Learn more: Bluetooth codec 101
How do the Crazybaby Air 1S sound?
They sound fine. Due to the rigidity of the carbon nanotube diaphragms, distortion is mitigated. This is necessary since the low-end is blatantly exaggerated. Crazybaby touts the Air 1S’ “hi-fi bass” reproduction, but it results in a gluttonous listening experience that leaves the listener feeling exhausted. If you aren’t experiencing this tremendous low-end reproduction, make sure you’re using the appropriately sized ear tips.
Regarding isolation, these perform well and attenuate a surprising amount of external noise. Sitting out at one of the busiest intersections of Georgia Tech’s campus was no match for the passive noise isolating powers of the Air 1S. With volume at just 40%, I was hardly able to hear the countless passing cars, including the Jeep Wrangler that repeatedly honked at a Kia Forte for taking its sweet, Georgia peach time parallel parking. That said, the revving of an exhausted semi-truck engine easily permeated the Air 1S barrier.
Lows and mids
Bass notes are definitely overemphasized with these truly wireless earbuds. If you buy headphones so your head rattles and your bones shake, you’ll probably enjoy the Air 1S sound.
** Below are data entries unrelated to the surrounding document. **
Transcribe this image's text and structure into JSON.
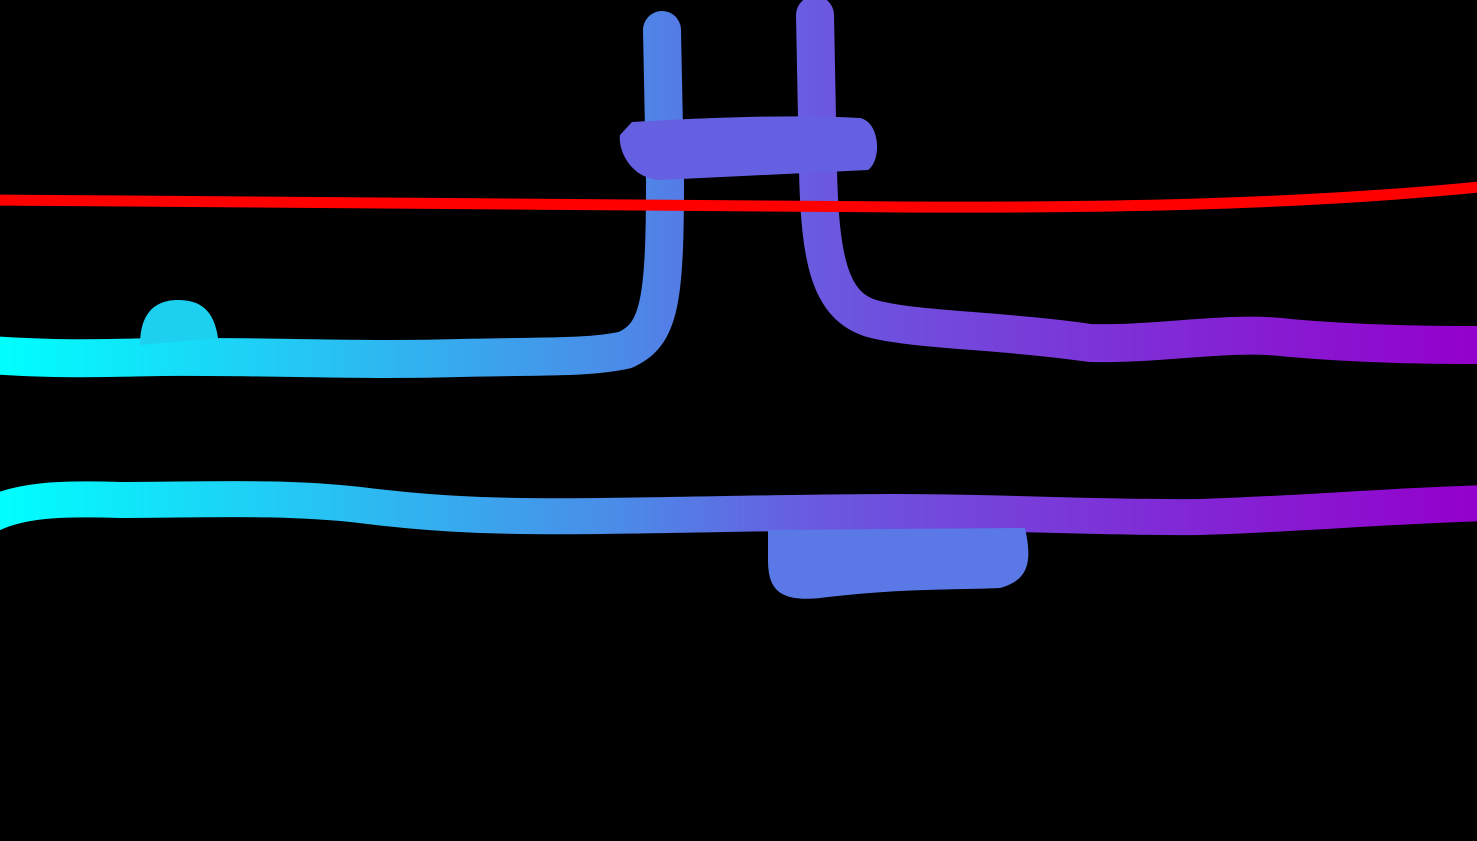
{
  "scene": {
    "background_color": "#000000",
    "gradient_start_color": "#00ffff",
    "gradient_mid_color": "#4b8be8",
    "gradient_h_color": "#6a5ae0",
    "gradient_end_color": "#9400cc",
    "red_line_color": "#ff0000"
  }
}
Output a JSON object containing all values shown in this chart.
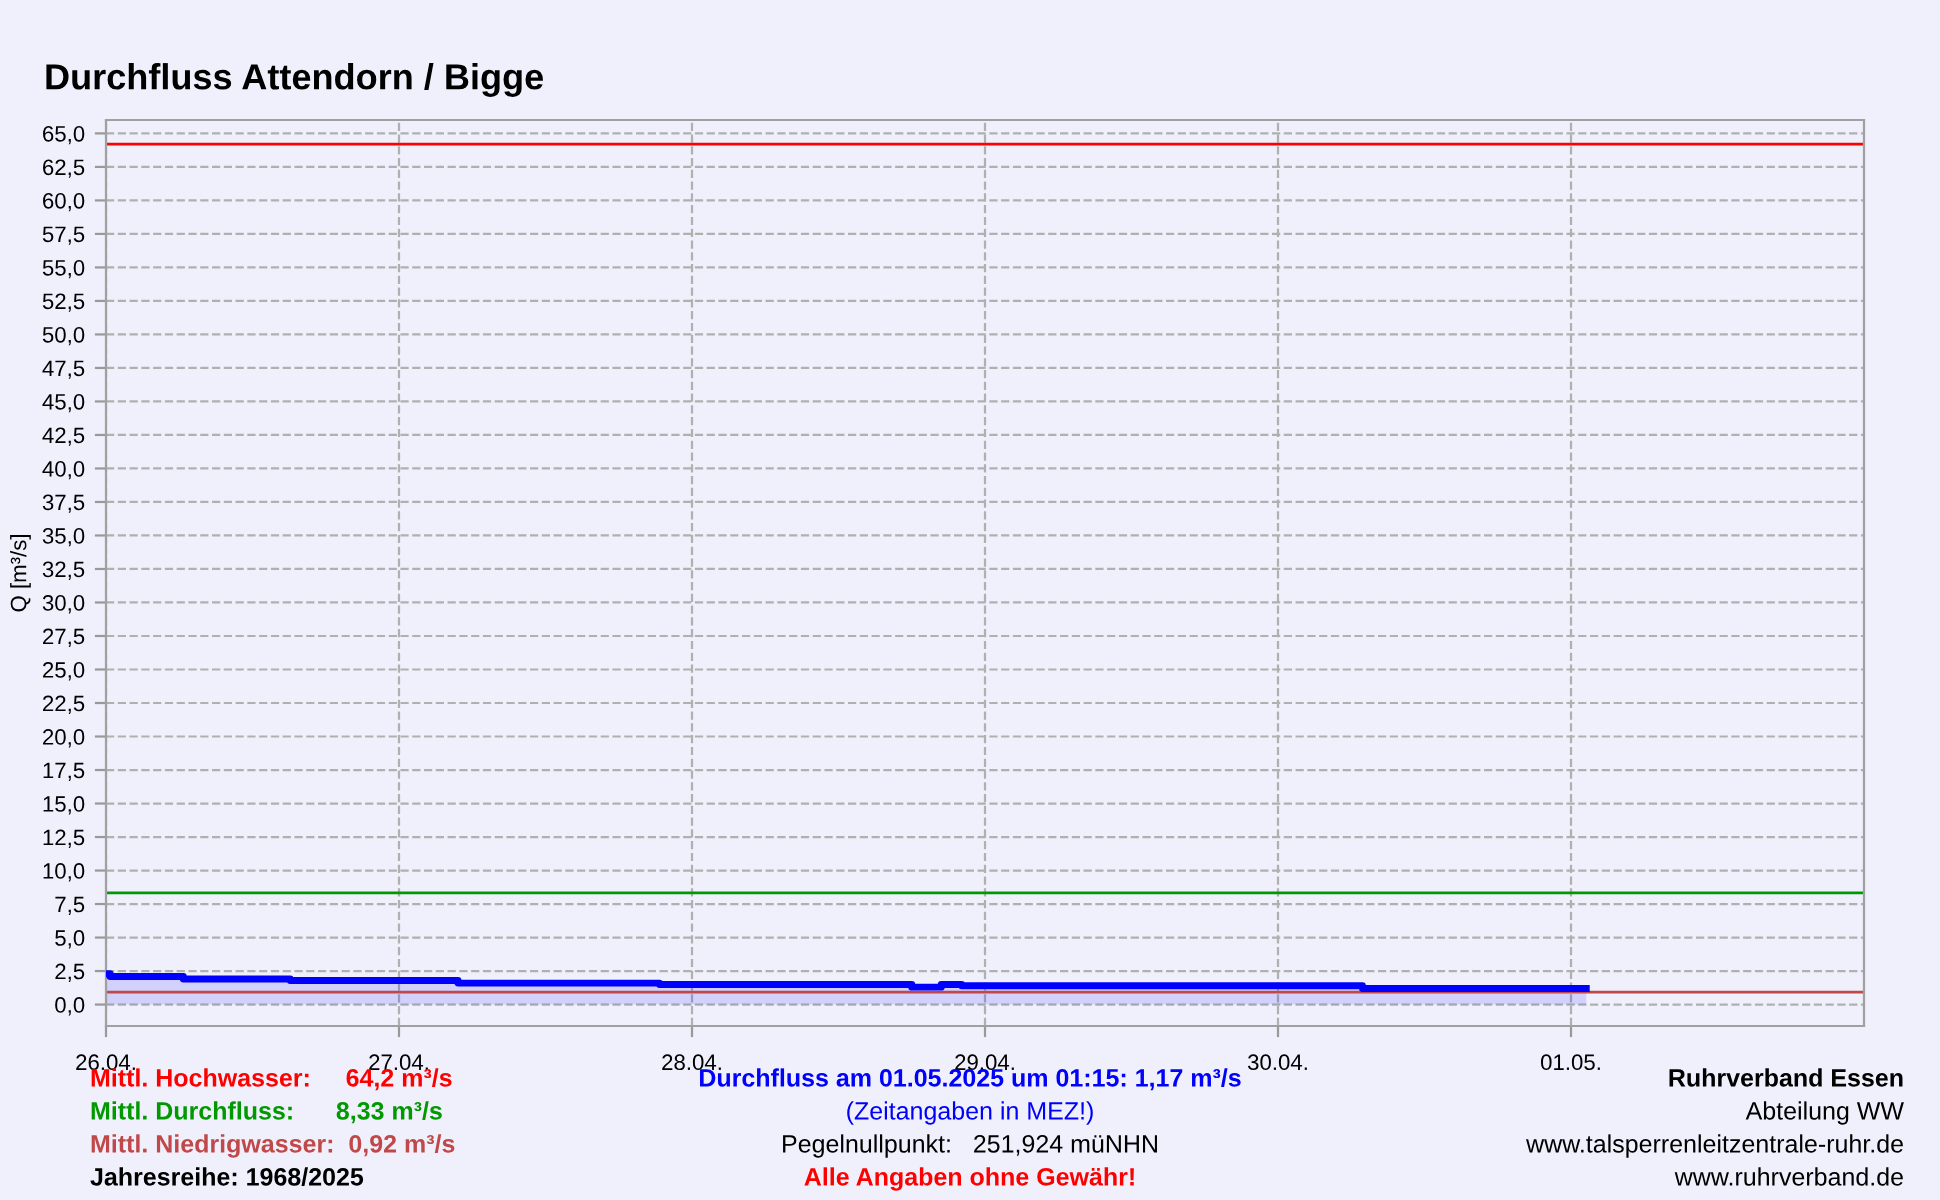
{
  "chart_data": {
    "type": "area",
    "title": "Durchfluss Attendorn / Bigge",
    "ylabel": "Q [m³/s]",
    "x": [
      "2025-04-26T00:00",
      "2025-04-26T00:20",
      "2025-04-26T00:20",
      "2025-04-26T06:20",
      "2025-04-26T06:20",
      "2025-04-26T15:05",
      "2025-04-26T15:05",
      "2025-04-27T04:50",
      "2025-04-27T04:50",
      "2025-04-27T21:20",
      "2025-04-27T21:20",
      "2025-04-28T18:00",
      "2025-04-28T18:00",
      "2025-04-28T20:25",
      "2025-04-28T20:25",
      "2025-04-28T22:05",
      "2025-04-28T22:05",
      "2025-04-30T06:55",
      "2025-04-30T06:55",
      "2025-05-01T01:15"
    ],
    "series": [
      {
        "name": "Durchfluss am 01.05.2025 um 01:15: 1,17 m³/s",
        "color": "#0000ff",
        "values": [
          2.3,
          2.3,
          2.1,
          2.1,
          1.9,
          1.9,
          1.8,
          1.8,
          1.6,
          1.6,
          1.5,
          1.5,
          1.3,
          1.3,
          1.5,
          1.5,
          1.4,
          1.4,
          1.2,
          1.2
        ]
      }
    ],
    "xlim": [
      "2025-04-26T00:00",
      "2025-05-02T00:00"
    ],
    "xticks": [
      {
        "value": "2025-04-26",
        "label": "26.04."
      },
      {
        "value": "2025-04-27",
        "label": "27.04."
      },
      {
        "value": "2025-04-28",
        "label": "28.04."
      },
      {
        "value": "2025-04-29",
        "label": "29.04."
      },
      {
        "value": "2025-04-30",
        "label": "30.04."
      },
      {
        "value": "2025-05-01",
        "label": "01.05."
      }
    ],
    "ylim": [
      -1.6,
      66
    ],
    "yticks": [
      {
        "value": 0,
        "label": "0,0"
      },
      {
        "value": 2.5,
        "label": "2,5"
      },
      {
        "value": 5,
        "label": "5,0"
      },
      {
        "value": 7.5,
        "label": "7,5"
      },
      {
        "value": 10,
        "label": "10,0"
      },
      {
        "value": 12.5,
        "label": "12,5"
      },
      {
        "value": 15,
        "label": "15,0"
      },
      {
        "value": 17.5,
        "label": "17,5"
      },
      {
        "value": 20,
        "label": "20,0"
      },
      {
        "value": 22.5,
        "label": "22,5"
      },
      {
        "value": 25,
        "label": "25,0"
      },
      {
        "value": 27.5,
        "label": "27,5"
      },
      {
        "value": 30,
        "label": "30,0"
      },
      {
        "value": 32.5,
        "label": "32,5"
      },
      {
        "value": 35,
        "label": "35,0"
      },
      {
        "value": 37.5,
        "label": "37,5"
      },
      {
        "value": 40,
        "label": "40,0"
      },
      {
        "value": 42.5,
        "label": "42,5"
      },
      {
        "value": 45,
        "label": "45,0"
      },
      {
        "value": 47.5,
        "label": "47,5"
      },
      {
        "value": 50,
        "label": "50,0"
      },
      {
        "value": 52.5,
        "label": "52,5"
      },
      {
        "value": 55,
        "label": "55,0"
      },
      {
        "value": 57.5,
        "label": "57,5"
      },
      {
        "value": 60,
        "label": "60,0"
      },
      {
        "value": 62.5,
        "label": "62,5"
      },
      {
        "value": 65,
        "label": "65,0"
      }
    ],
    "ref_lines": [
      {
        "axis": "y",
        "value": 64.2,
        "label": "Mittl. Hochwasser:     64,2 m³/s",
        "color": "#ff0000"
      },
      {
        "axis": "y",
        "value": 8.33,
        "label": "Mittl. Durchfluss:      8,33 m³/s",
        "color": "#009900"
      },
      {
        "axis": "y",
        "value": 0.92,
        "label": "Mittl. Niedrigwasser:  0,92 m³/s",
        "color": "#c04848"
      }
    ],
    "annotations": [
      "Jahresreihe: 1968/2025",
      "(Zeitangaben in MEZ!)",
      "Pegelnullpunkt:   251,924 müNHN",
      "Alle Angaben ohne Gewähr!",
      "Ruhrverband Essen",
      "Abteilung WW",
      "www.talsperrenleitzentrale-ruhr.de",
      "www.ruhrverband.de"
    ],
    "grid": true,
    "line_style": "solid"
  }
}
But if your musical taste guides you to the indie/folk aisle in your neighborhood record store, you may have to continue researching.
Found on Lorde’s freshmen album Pure Heroin, Ribs is a bass-heavy pop song that loses much of its vocal detail when heard through the Air 1S. Lorde’s lower register is easily masked by the constant kick drum and synthesized low frequencies. It’s strange though, because reproduction of mid-range frequencies are loud, and overemphasized in that sense, but the call and answer that occurs from 3:19 to 4:05 lacks clarity. This is especially apparent in the answer portion of Lorde’s vocals. It sounds as if someone stacked 10 pop filters in front of her mouth and said, “All right; have at it Ms. Yelich-O’Connor.”
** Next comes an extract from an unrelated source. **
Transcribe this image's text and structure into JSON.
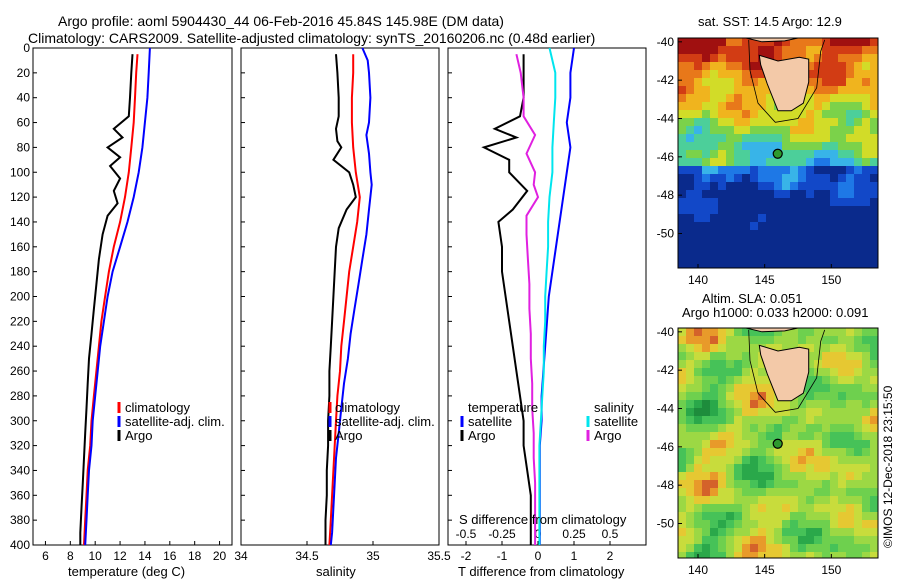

Lacking the most clarity are the treble frequencies. This is a shame, since we consumers often conflate treble emphasis for increased clarity. Three Dots and a Dash by the Punch Brothers features an awesome fiddle solo, and at 1:42, Gabe Witcher’s playing enters higher notes as he picks up the tempo. Unfortunately, the detail of the fiddle’s harmonics are lost and masked by the supporting banjo.
Should you buy the Crazybaby Air 1s in 2020?
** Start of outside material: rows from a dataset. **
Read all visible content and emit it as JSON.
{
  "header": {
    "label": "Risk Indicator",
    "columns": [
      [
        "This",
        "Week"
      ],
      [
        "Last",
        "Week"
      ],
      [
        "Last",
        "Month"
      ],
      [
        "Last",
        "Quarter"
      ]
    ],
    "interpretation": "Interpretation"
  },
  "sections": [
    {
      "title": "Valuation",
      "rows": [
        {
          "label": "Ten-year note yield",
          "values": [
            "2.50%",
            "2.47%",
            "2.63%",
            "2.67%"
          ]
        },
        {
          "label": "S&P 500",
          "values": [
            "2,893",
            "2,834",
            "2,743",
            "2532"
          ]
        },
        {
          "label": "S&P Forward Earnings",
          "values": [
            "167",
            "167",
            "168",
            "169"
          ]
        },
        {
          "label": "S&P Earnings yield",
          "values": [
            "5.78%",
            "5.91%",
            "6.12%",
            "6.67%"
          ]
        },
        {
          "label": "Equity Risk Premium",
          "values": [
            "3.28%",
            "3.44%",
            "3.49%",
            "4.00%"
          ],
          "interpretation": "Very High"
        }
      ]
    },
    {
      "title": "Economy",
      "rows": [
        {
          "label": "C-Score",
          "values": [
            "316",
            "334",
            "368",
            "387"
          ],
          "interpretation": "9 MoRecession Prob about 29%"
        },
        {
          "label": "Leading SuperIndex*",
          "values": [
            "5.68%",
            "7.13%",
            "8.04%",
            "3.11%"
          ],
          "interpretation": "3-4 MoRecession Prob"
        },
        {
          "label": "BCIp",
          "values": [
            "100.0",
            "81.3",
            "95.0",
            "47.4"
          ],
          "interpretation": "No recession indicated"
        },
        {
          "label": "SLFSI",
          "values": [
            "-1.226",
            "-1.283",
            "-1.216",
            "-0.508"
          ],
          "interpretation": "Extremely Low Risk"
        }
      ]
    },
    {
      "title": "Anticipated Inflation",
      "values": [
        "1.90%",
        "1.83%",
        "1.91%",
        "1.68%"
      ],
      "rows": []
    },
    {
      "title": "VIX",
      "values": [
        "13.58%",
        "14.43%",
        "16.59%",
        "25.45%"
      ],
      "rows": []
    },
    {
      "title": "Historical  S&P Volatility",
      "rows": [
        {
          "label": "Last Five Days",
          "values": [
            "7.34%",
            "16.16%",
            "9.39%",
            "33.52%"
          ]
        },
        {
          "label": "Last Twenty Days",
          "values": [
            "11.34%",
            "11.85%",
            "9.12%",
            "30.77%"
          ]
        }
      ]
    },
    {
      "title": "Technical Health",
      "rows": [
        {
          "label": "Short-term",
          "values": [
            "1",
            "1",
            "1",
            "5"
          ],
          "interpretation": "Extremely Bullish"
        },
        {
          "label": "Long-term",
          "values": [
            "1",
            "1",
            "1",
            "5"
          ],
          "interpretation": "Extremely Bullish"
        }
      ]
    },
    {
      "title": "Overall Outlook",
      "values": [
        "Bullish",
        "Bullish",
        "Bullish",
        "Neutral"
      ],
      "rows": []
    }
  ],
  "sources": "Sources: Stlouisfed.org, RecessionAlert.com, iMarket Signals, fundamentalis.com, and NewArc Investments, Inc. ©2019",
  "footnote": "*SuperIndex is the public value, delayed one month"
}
If you exercise frequently and feel that you must liberate yourself from wires, maybe, but know that there are options with better sound quality available to you. Even when the Crazybaby Air 1S was released, it struggled to hold its ground against few competitors. Now in 2020, there totally wireless market is becoming ever more saturated, and these earbuds aren’t a great investment.
Alternatives to Crazybaby
With the dramatic decrease in price from $169 to $49, these earbuds may be easier to justify for some. Even then, though, the Edifier TWS1 operates much more smoothly and integrates Qualcomm True Wireless Stereo Plus for a strong, reliable connection within the 10-meter range. If the Edifier earbuds are too pedestrian for your tastes, the Samsung Galaxy Buds Plus and Galaxy Buds may be more for you. Both headsets retail for less than the original cost of the Crazybaby earbuds while boasting better battery life and nifty features like wireless charging.